En 1974, le monde a été stupéfait par la découverte de “Lucy”, le squelette partiel d’un ancêtre humain qui marchait debout – et passait encore du temps dans les arbres – il y a 3,2 millions d’années. Des découvertes ultérieures ont révélé que son espèce, dispersée dans l’est de l’Afrique, avait un cerveau plus gros que celui des chimpanzés. Mais une nouvelle étude d’un ancien bambin révèle que le cerveau de l’espèce de Lucy était organisé moins comme celui des humains et plus comme celui des chimpanzés. Cela suggère que le cerveau de nos ancêtres s’est développé avant de se réorganiser de la manière qui nous permet d’adopter des comportements mentaux plus complexes, comme la fabrication d’outils et le développement du langage. Les restes suggèrent également que l’espèce de Lucy avait une enfance relativement longue – semblable à celle des humains modernes – et qu’ils auraient eu besoin d’être parentés plus longtemps que leurs parents chimpanzés.
Les anthropologues ont beaucoup insisté sur le fait que les membres adultes de l’espèce de Lucy – Australopithecus afarensis – avaient un crâne 20% plus grand que celui d’un chimpanzé.
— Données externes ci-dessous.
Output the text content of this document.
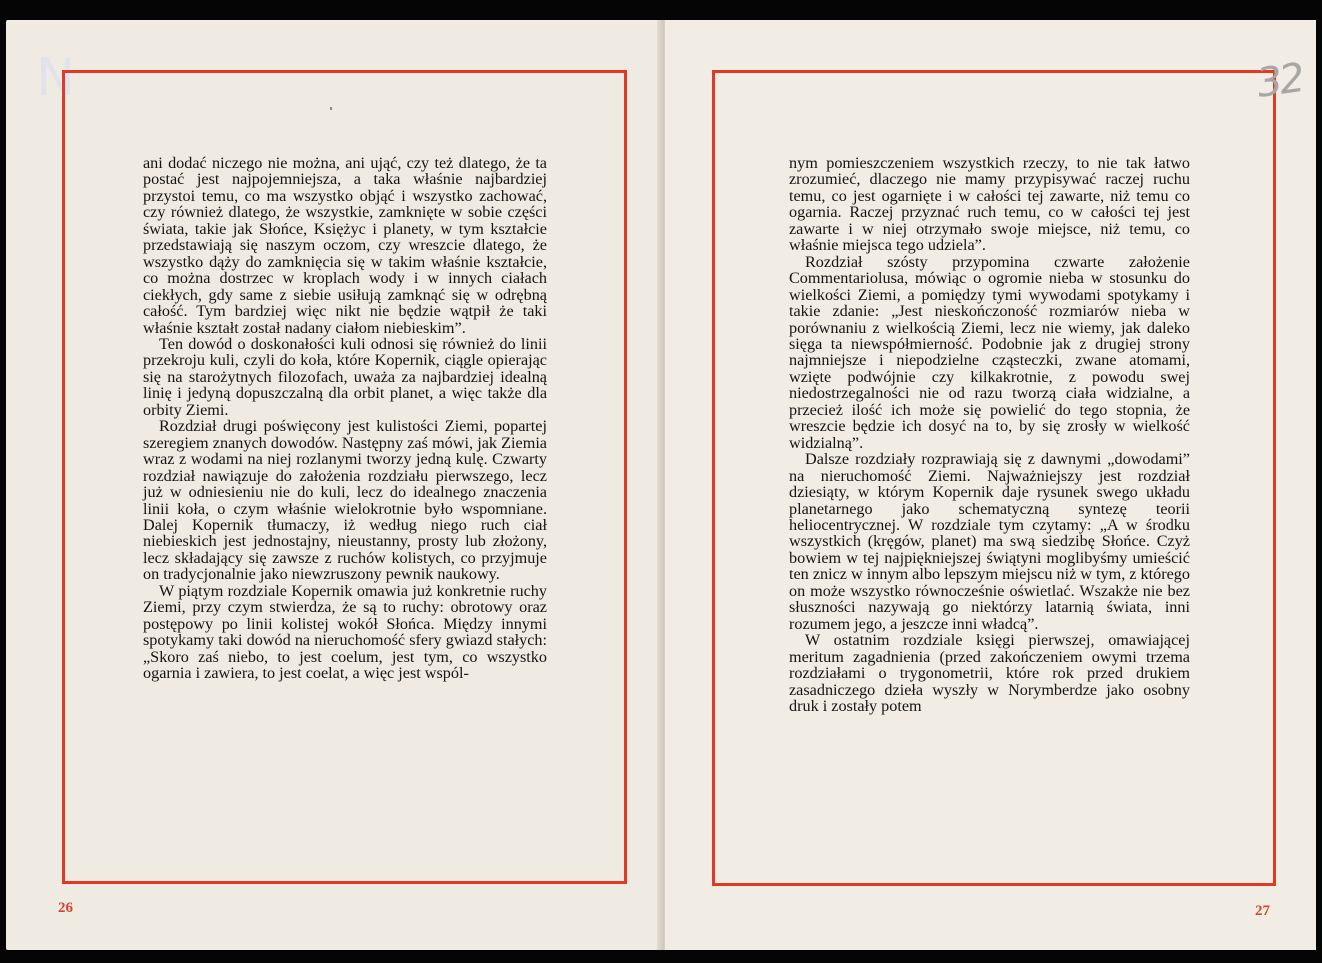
N

ani dodać niczego nie można, ani ująć, czy też dlatego, że ta postać jest najpojemniejsza, a taka właśnie najbardziej przystoi temu, co ma wszystko objąć i wszystko zachować, czy również dlatego, że wszystkie, zamknięte w sobie części świata, takie jak Słońce, Księżyc i planety, w tym kształcie przedstawiają się naszym oczom, czy wreszcie dlatego, że wszystko dąży do zamknięcia się w takim właśnie kształcie, co można dostrzec w kroplach wody i w innych ciałach ciekłych, gdy same z siebie usiłują zamknąć się w odrębną całość. Tym bardziej więc nikt nie będzie wątpił że taki właśnie kształt został nadany ciałom niebieskim”.

Ten dowód o doskonałości kuli odnosi się również do linii przekroju kuli, czyli do koła, które Kopernik, ciągle opierając się na starożytnych filozofach, uważa za najbardziej idealną linię i jedyną dopuszczalną dla orbit planet, a więc także dla orbity Ziemi.

Rozdział drugi poświęcony jest kulistości Ziemi, popartej szeregiem znanych dowodów. Następny zaś mówi, jak Ziemia wraz z wodami na niej rozlanymi tworzy jedną kulę. Czwarty rozdział nawiązuje do założenia rozdziału pierwszego, lecz już w odniesieniu nie do kuli, lecz do idealnego znaczenia linii koła, o czym właśnie wielokrotnie było wspomniane. Dalej Kopernik tłumaczy, iż według niego ruch ciał niebieskich jest jednostajny, nieustanny, prosty lub złożony, lecz składający się zawsze z ruchów kolistych, co przyjmuje on tradycjonalnie jako niewzruszony pewnik naukowy.

W piątym rozdziale Kopernik omawia już konkretnie ruchy Ziemi, przy czym stwierdza, że są to ruchy: obrotowy oraz postępowy po linii kolistej wokół Słońca. Między innymi spotykamy taki dowód na nieruchomość sfery gwiazd stałych: „Skoro zaś niebo, to jest coelum, jest tym, co wszystko ogarnia i zawiera, to jest coelat, a więc jest wspól-

26
32

nym pomieszczeniem wszystkich rzeczy, to nie tak łatwo zrozumieć, dlaczego nie mamy przypisywać raczej ruchu temu, co jest ogarnięte i w całości tej zawarte, niż temu co ogarnia. Raczej przyznać ruch temu, co w całości tej jest zawarte i w niej otrzymało swoje miejsce, niż temu, co właśnie miejsca tego udziela”.

Rozdział szósty przypomina czwarte założenie Commentariolusa, mówiąc o ogromie nieba w stosunku do wielkości Ziemi, a pomiędzy tymi wywodami spotykamy i takie zdanie: „Jest nieskończoność rozmiarów nieba w porównaniu z wielkością Ziemi, lecz nie wiemy, jak daleko sięga ta niewspółmierność. Podobnie jak z drugiej strony najmniejsze i niepodzielne cząsteczki, zwane atomami, wzięte podwójnie czy kilkakrotnie, z powodu swej niedostrzegalności nie od razu tworzą ciała widzialne, a przecież ilość ich może się powielić do tego stopnia, że wreszcie będzie ich dosyć na to, by się zrosły w wielkość widzialną”.

Dalsze rozdziały rozprawiają się z dawnymi „dowodami” na nieruchomość Ziemi. Najważniejszy jest rozdział dziesiąty, w którym Kopernik daje rysunek swego układu planetarnego jako schematyczną syntezę teorii heliocentrycznej. W rozdziale tym czytamy: „A w środku wszystkich (kręgów, planet) ma swą siedzibę Słońce. Czyż bowiem w tej najpiękniejszej świątyni moglibyśmy umieścić ten znicz w innym albo lepszym miejscu niż w tym, z którego on może wszystko równocześnie oświetlać. Wszakże nie bez słuszności nazywają go niektórzy latarnią świata, inni rozumem jego, a jeszcze inni władcą”.

W ostatnim rozdziale księgi pierwszej, omawiającej meritum zagadnienia (przed zakończeniem owymi trzema rozdziałami o trygonometrii, które rok przed drukiem zasadniczego dzieła wyszły w Norymberdze jako osobny druk i zostały potem

27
Les chercheurs ont longtemps débattu de ce que cela signifiait pour leur puissance cérébrale. Le cerveau de ces premiers hominines, ou membres de la famille humaine, s’était-il déjà réorganisé lorsque leur espèce a commencé à marcher debout en Afrique et – peut-être – à manier des outils de pierre tranchants, il y a 2,9 à 3,9 millions d’années ? “Il y a eu un grand débat sur le moment où la réorganisation du cerveau a eu lieu dans la lignée des hominines”, explique le paléoanthropologue de l’Université de Chicago, Zeresenay Alemseged.
Pour tester cette idée, une équipe internationale de paléoanthropologues a utilisé un synchrotron à Grenoble, en France, pour prendre des images à très haute résolution du crâne et des dents déformés d’un bambin A. afarensis, connu sous le nom d’enfant Dikika, qu’Alemseged a découvert en Éthiopie en 2000.
L’équipe a zoomé sur l’intérieur du crâne, où le cerveau laisse une empreinte. Ils ont constaté qu’un pli dans le tissu à l’arrière du cerveau, appelé le sillon lunaire, était dans la même position que chez un chimpanzé, et non dans un cerveau humain où sa position peut avoir eu un impact sur la fonction mentale complexe. D’autres caractéristiques ont également montré que “l’empreinte cérébrale de l’A. afarensis est complètement apelike”, explique le paléoanthropologue Philipp Gunz de l’Institut Max Planck d’anthropologie évolutive. Gunz a passé 7 ans à faire la reconstruction 3D du crâne de Dikika et de six autres membres adultes et juvéniles de l’espèce.
L’équipe a également compté minutieusement les lignes de croissance sur les dents de l’enfant Dikika et a constaté qu’il avait 2,4 ans au moment de sa mort. Son volume cérébral était d’environ 275 millilitres, soit le même que celui d’un chimpanzé du même âge. Un deuxième crâne était d’un âge et d’une taille similaires ; tous deux suggèrent que le cerveau de l’A. afarensis s’est développé à peu près au même rythme que celui d’un chimpanzé, rapporte l’équipe aujourd’hui dans Science Advances. Pour atteindre la taille de son cerveau adulte, l’A. afarensis a donc dû avoir une période de croissance cérébrale – ou enfance – plus longue, ce qui est une caractéristique des humains ultérieurs, y compris nous.
Ces enfances plus longues exigent que les mères ou autres gardiens investissent plus d’énergie pour élever leur progéniture. “Cela suggère qu’une enfance plus longue a émergé bien avant Homo”, dit Alemseged.
Les nouvelles reconstructions du crâne de Dikika sont “exceptionnelles”, dit le paléoanthropologue Steven Leigh de l’Université du Colorado, Boulder, qui n’a pas participé à l’étude. Mais le neuroscientifique évolutionniste Chet Sherwood, de l’université George Washington, prévient que, comme l’étude est basée sur les crânes de seulement deux jeunes et cinq adultes, “il faut être prudent”. De plus, des études récentes remettent en question la mesure dans laquelle les différences à la surface du cerveau correspondent réellement à un recâblage du cerveau et à un changement fonctionnel réel chez différentes espèces, explique la neuroscientifique et anthropologue Katerina Semendeferi de l’université de Californie à San Diego. Néanmoins, toutes deux pensent que les reconstructions sont spectaculaires. Et, ajoute Sherwood, ces fossiles sont si rares qu’ils “méritent d’être poursuivis autant que possible.”